Individual factors associated with durable viral suppression included poverty (64% less likely), not having private health insurance (62% less likely), substance use disorder (44% less likely) and being unhoused (61% less likely). Considering factors in combination, race and ethnicity significantly impacted viral load outcomes for those with the same type of health insurance. Thus, Black people with private insurance had a lower probability of durable viral suppression compared to White people with private insurance.

Further analysis revealed four distinct groups and associated viral suppression patterns. The group with highest viral suppression rate (95%) consisted of cisgender men of different races and ethnicities but with relatively lower rates of poverty and being unhoused. The next group had an 88% viral suppression rate, with mainly black cisgender men and women, including many in poverty and with government insurance. The third group had a viral suppression rate of 83% and consisted of cisgender men of different races and ethnicities with a high number of uninsured people. The fourth group had a viral suppression rate of 82%, were mainly Black, contained nearly all the trans women, and had a high number of unhoused people.

An additional analysis identified combinations of sufficient factors that were most likely to lead to durable viral suppression. While no single factor was identified as sufficient on its own among the whole sample, at least 85% of those with no mental health disorder, not experiencing poverty, with insurance and with no substance use disorder achieved durable viral suppression.

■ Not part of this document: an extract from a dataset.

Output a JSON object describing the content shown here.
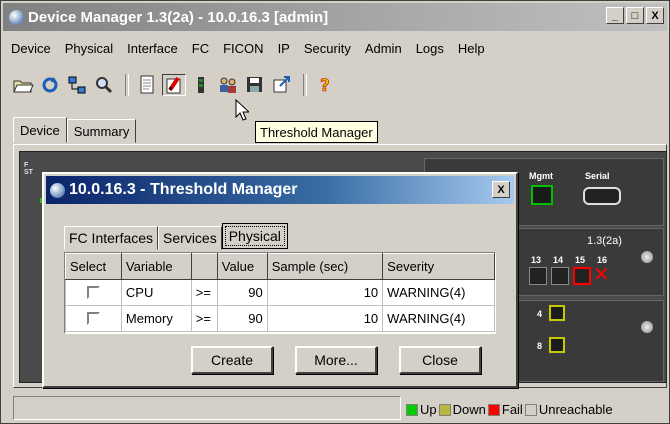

These combinations differed based on intersectional identities. For instance, White gay cisgender men who were housed and had insurance were able to attain durable viral suppression despite having mental health challenges. For this group, the role of factors such as substance use disorder was negligible. However, Black gay trans women needed four out five categories to be favourable to achieve durable viral suppression (housed, insured, not living in poverty and with no substance use disorder).

Interestingly, unlike the analysis focused on single factors, this final analysis showed that unfavourable conditions could still lead to durable viral suppression. Thus, although having a mental health or substance use disorder could impact adherence, diagnoses such as these could prompt referrals to wrapround services, which are associated with better outcomes for people living with HIV. They could also facilitate more focused and intense case management.

Conclusion

This diversity of needs implies that HIV services need to be comprehensive and offer a minimum set of social interventions (e.g., social risk screening and referral, mental health services). Programs that focus on single issues (e.g., housing alone) may be inadequate for eliminating durable viral suppression disparities,” the authors conclude.

“Importantly, plans for eliminating the HIV epidemic should include interventions for social determinants of health such as homelessness and poverty. Fortunately, U.S. policy documents related to HIV elimination recognize these issues. However, these policies could still improve by putting more in the forefront that addressing social issues helps in improving HIV prevention and durable viral suppression outcomes.”